NBC
COMMUNITY: Basic Intergluteral Numismatics
This week, Community brought the world another theme episode, this time focusing on the noir and the hidden steamy underbelly of the community college. The color palette was muted, it rained almost all episode long, and to start the episode two very sweet looking boys starting to see “Creep” at the re-opening of Shirley’s Sandwich Shop.
Deep in the heart of Greendale Community College are at least two secrets: one, there is a secret person on campus who likes to drop quarters down the behinds of students; and two, someone who was thought dead is really alive and trying to have cats serve as an alternative to cars.

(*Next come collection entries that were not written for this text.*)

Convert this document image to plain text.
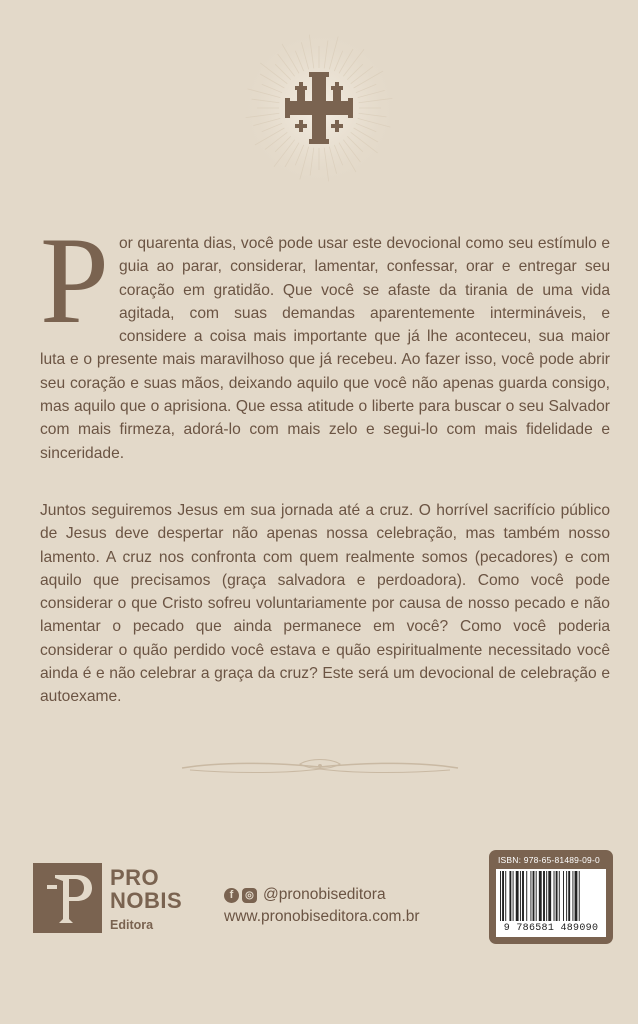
Por quarenta dias, você pode usar este devocional como seu estímulo e guia ao parar, considerar, lamentar, confessar, orar e entregar seu coração em gratidão. Que você se afaste da tirania de uma vida agitada, com suas demandas aparentemente intermináveis, e considere a coisa mais importante que já lhe aconteceu, sua maior luta e o presente mais maravilhoso que já recebeu. Ao fazer isso, você pode abrir seu coração e suas mãos, deixando aquilo que você não apenas guarda consigo, mas aquilo que o aprisiona. Que essa atitude o liberte para buscar o seu Salvador com mais firmeza, adorá-lo com mais zelo e segui-lo com mais fidelidade e sinceridade.
Juntos seguiremos Jesus em sua jornada até a cruz. O horrível sacrifício público de Jesus deve despertar não apenas nossa celebração, mas também nosso lamento. A cruz nos confronta com quem realmente somos (pecadores) e com aquilo que precisamos (graça salvadora e perdoadora). Como você pode considerar o que Cristo sofreu voluntariamente por causa de nosso pecado e não lamentar o pecado que ainda permanece em você? Como você poderia considerar o quão perdido você estava e quão espiritualmente necessitado você ainda é e não celebrar a graça da cruz? Este será um devocional de celebração e autoexame.
PRO
NOBIS
Editora
f	◎ @pronobiseditora
www.pronobiseditora.com.br
ISBN: 978-65-81489-09-0
9 786581 489090
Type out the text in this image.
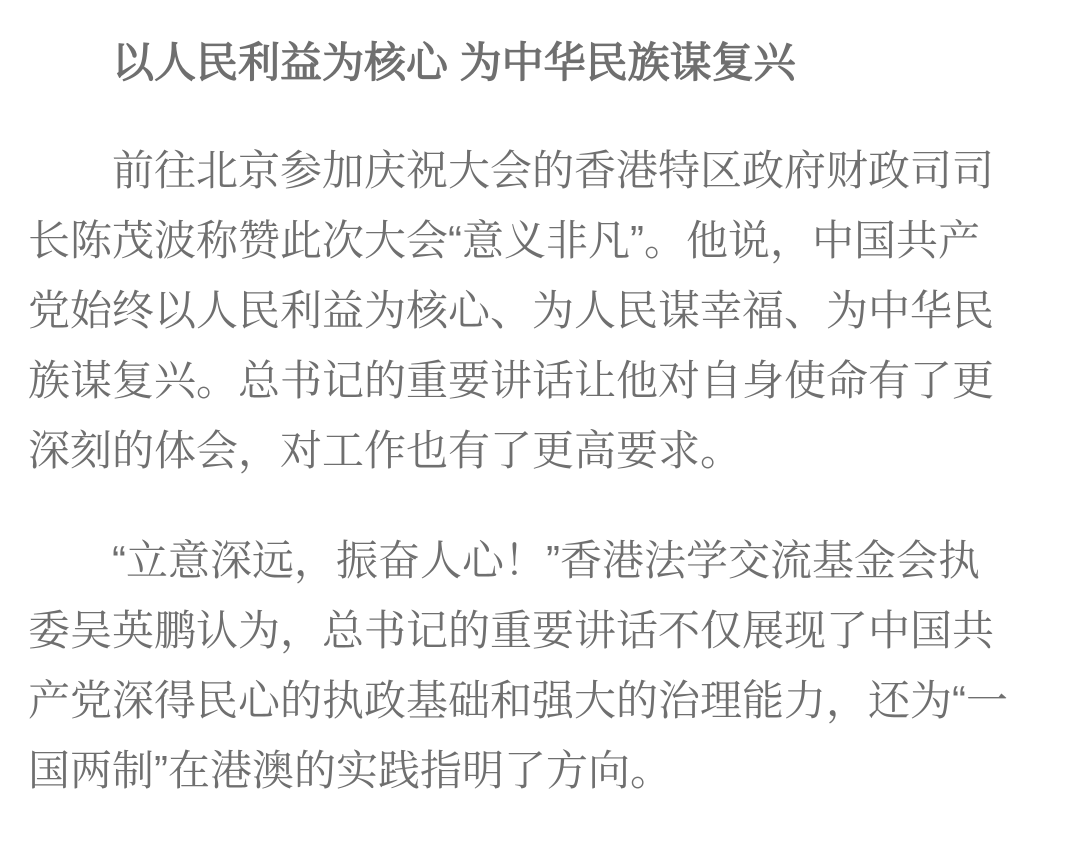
以人民利益为核心 为中华民族谋复兴

前往北京参加庆祝大会的香港特区政府财政司司长陈茂波称赞此次大会“意义非凡”。他说，中国共产党始终以人民利益为核心、为人民谋幸福、为中华民族谋复兴。总书记的重要讲话让他对自身使命有了更深刻的体会，对工作也有了更高要求。

“立意深远，振奋人心！”香港法学交流基金会执委吴英鹏认为，总书记的重要讲话不仅展现了中国共产党深得民心的执政基础和强大的治理能力，还为“一国两制”在港澳的实践指明了方向。
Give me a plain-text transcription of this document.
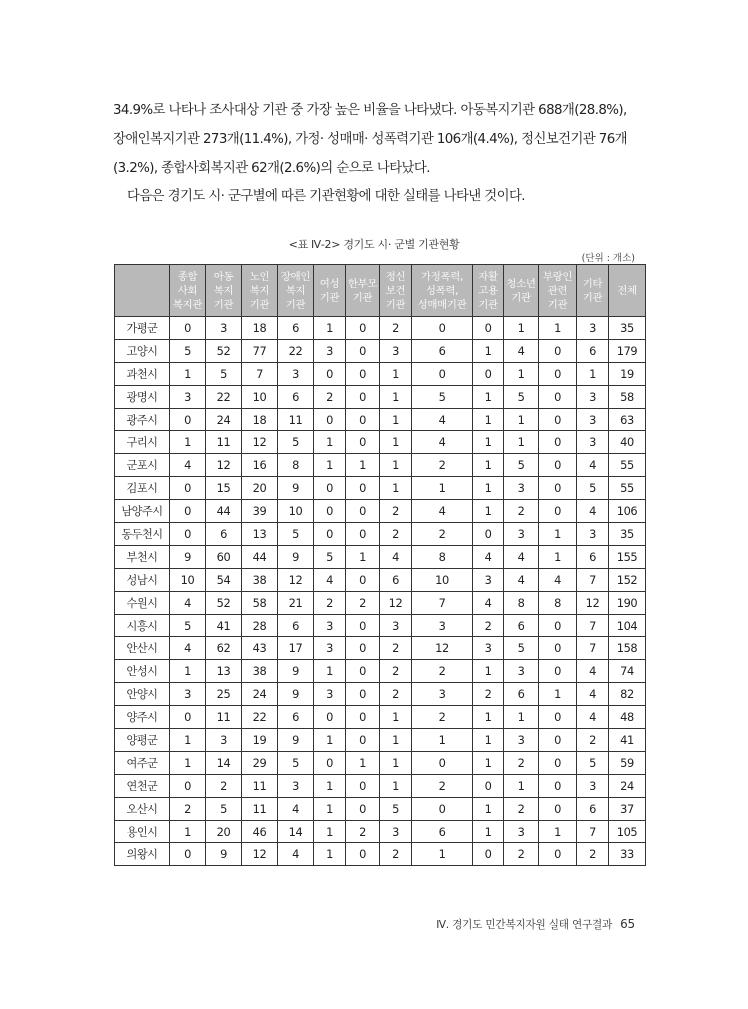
34.9%로 나타나 조사대상 기관 중 가장 높은 비율을 나타냈다. 아동복지기관 688개(28.8%),
장애인복지기관 273개(11.4%), 가정· 성매매· 성폭력기관 106개(4.4%), 정신보건기관 76개
(3.2%), 종합사회복지관 62개(2.6%)의 순으로 나타났다.
다음은 경기도 시· 군구별에 따른 기관현황에 대한 실태를 나타낸 것이다.
<표 Ⅳ-2> 경기도 시· 군별 기관현황
(단위 : 개소)
	종합
사회
복지관	아동
복지
기관	노인
복지
기관	장애인
복지
기관	여성
기관	한부모
기관	정신
보건
기관	가정폭력,
성폭력,
성매매기관	자활
고용
기관	청소년
기관	부랑인
관련
기관	기타
기관	전체
가평군	0	3	18	6	1	0	2	0	0	1	1	3	35
고양시	5	52	77	22	3	0	3	6	1	4	0	6	179
과천시	1	5	7	3	0	0	1	0	0	1	0	1	19
광명시	3	22	10	6	2	0	1	5	1	5	0	3	58
광주시	0	24	18	11	0	0	1	4	1	1	0	3	63
구리시	1	11	12	5	1	0	1	4	1	1	0	3	40
군포시	4	12	16	8	1	1	1	2	1	5	0	4	55
김포시	0	15	20	9	0	0	1	1	1	3	0	5	55
남양주시	0	44	39	10	0	0	2	4	1	2	0	4	106
동두천시	0	6	13	5	0	0	2	2	0	3	1	3	35
부천시	9	60	44	9	5	1	4	8	4	4	1	6	155
성남시	10	54	38	12	4	0	6	10	3	4	4	7	152
수원시	4	52	58	21	2	2	12	7	4	8	8	12	190
시흥시	5	41	28	6	3	0	3	3	2	6	0	7	104
안산시	4	62	43	17	3	0	2	12	3	5	0	7	158
안성시	1	13	38	9	1	0	2	2	1	3	0	4	74
안양시	3	25	24	9	3	0	2	3	2	6	1	4	82
양주시	0	11	22	6	0	0	1	2	1	1	0	4	48
양평군	1	3	19	9	1	0	1	1	1	3	0	2	41
여주군	1	14	29	5	0	1	1	0	1	2	0	5	59
연천군	0	2	11	3	1	0	1	2	0	1	0	3	24
오산시	2	5	11	4	1	0	5	0	1	2	0	6	37
용인시	1	20	46	14	1	2	3	6	1	3	1	7	105
의왕시	0	9	12	4	1	0	2	1	0	2	0	2	33
Ⅳ. 경기도 민간복지자원 실태 연구결과 65
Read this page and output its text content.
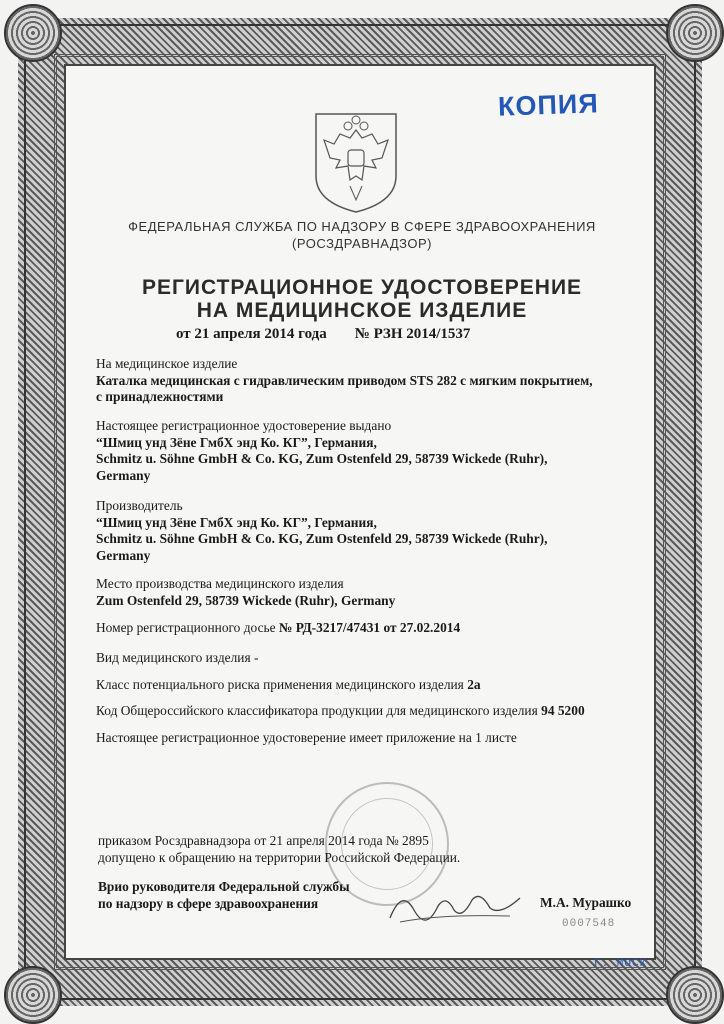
КОПИЯ
ФЕДЕРАЛЬНАЯ СЛУЖБА ПО НАДЗОРУ В СФЕРЕ ЗДРАВООХРАНЕНИЯ
(РОСЗДРАВНАДЗОР)
РЕГИСТРАЦИОННОЕ УДОСТОВЕРЕНИЕ
НА МЕДИЦИНСКОЕ ИЗДЕЛИЕ
от 21 апреля 2014 года № РЗН 2014/1537
На медицинское изделие
Каталка медицинская с гидравлическим приводом STS 282 с мягким покрытием,
с принадлежностями
Настоящее регистрационное удостоверение выдано
“Шмиц унд Зёне ГмбХ энд Ко. КГ”, Германия,
Schmitz u. Söhne GmbH & Co. KG, Zum Ostenfeld 29, 58739 Wickede (Ruhr),
Germany
Производитель
“Шмиц унд Зёне ГмбХ энд Ко. КГ”, Германия,
Schmitz u. Söhne GmbH & Co. KG, Zum Ostenfeld 29, 58739 Wickede (Ruhr),
Germany
Место производства медицинского изделия
Zum Ostenfeld 29, 58739 Wickede (Ruhr), Germany
Номер регистрационного досье № РД-3217/47431 от 27.02.2014
Вид медицинского изделия -
Класс потенциального риска применения медицинского изделия 2а
Код Общероссийского классификатора продукции для медицинского изделия 94 5200
Настоящее регистрационное удостоверение имеет приложение на 1 листе
приказом Росздравнадзора от 21 апреля 2014 года № 2895
допущено к обращению на территории Российской Федерации.
Врио руководителя Федеральной службы
по надзору в сфере здравоохранения	М.А. Мурашко
0007548
Г. МОСК.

The first secret dominates the episode: as the “ass-crack bandit” has returned to drop quarters in between students’ butt cheeks. That must be traumatizing for everyone, as the screams and responses are so over the top that everyone tries to avoid being cracked; some invest in overalls to avoid exposing a crack and others choose to walk in pairs and help keep each other safe. Troy finds himself in a wheelchair after being cracked, and everyone seems to be on edge abut the arrival.
Annie, being the dogged woman that she is, asks Jeff for help in solving the case, which leads the audience back to the dynamic of wondering if Jeff and Annie are a good match romantically or not. The Dean doesn’t want it to happen (and falls in the not romantic camp), and the mysterious bandit even finds everything with the two of them seems to agree with the Dean. In their attempts to find the bandit, they nearly destroy the greenhouse, but they find the second secret: Starburns alive and avoiding meth charges by living in the school’s stables.
Having discovered that the bandit might in fact be a returned Prof. Duncan (who has a thing for Britta that is also verging on the inappropriate), Annie and Jeff are just about to figure out who the bandit is when Shirley arrives with horrible news: Pierce has died.
But at the end of the day, the bandit, a living Starburns are nothing compared to the lose of a person that Greendale called a student for fourteen years.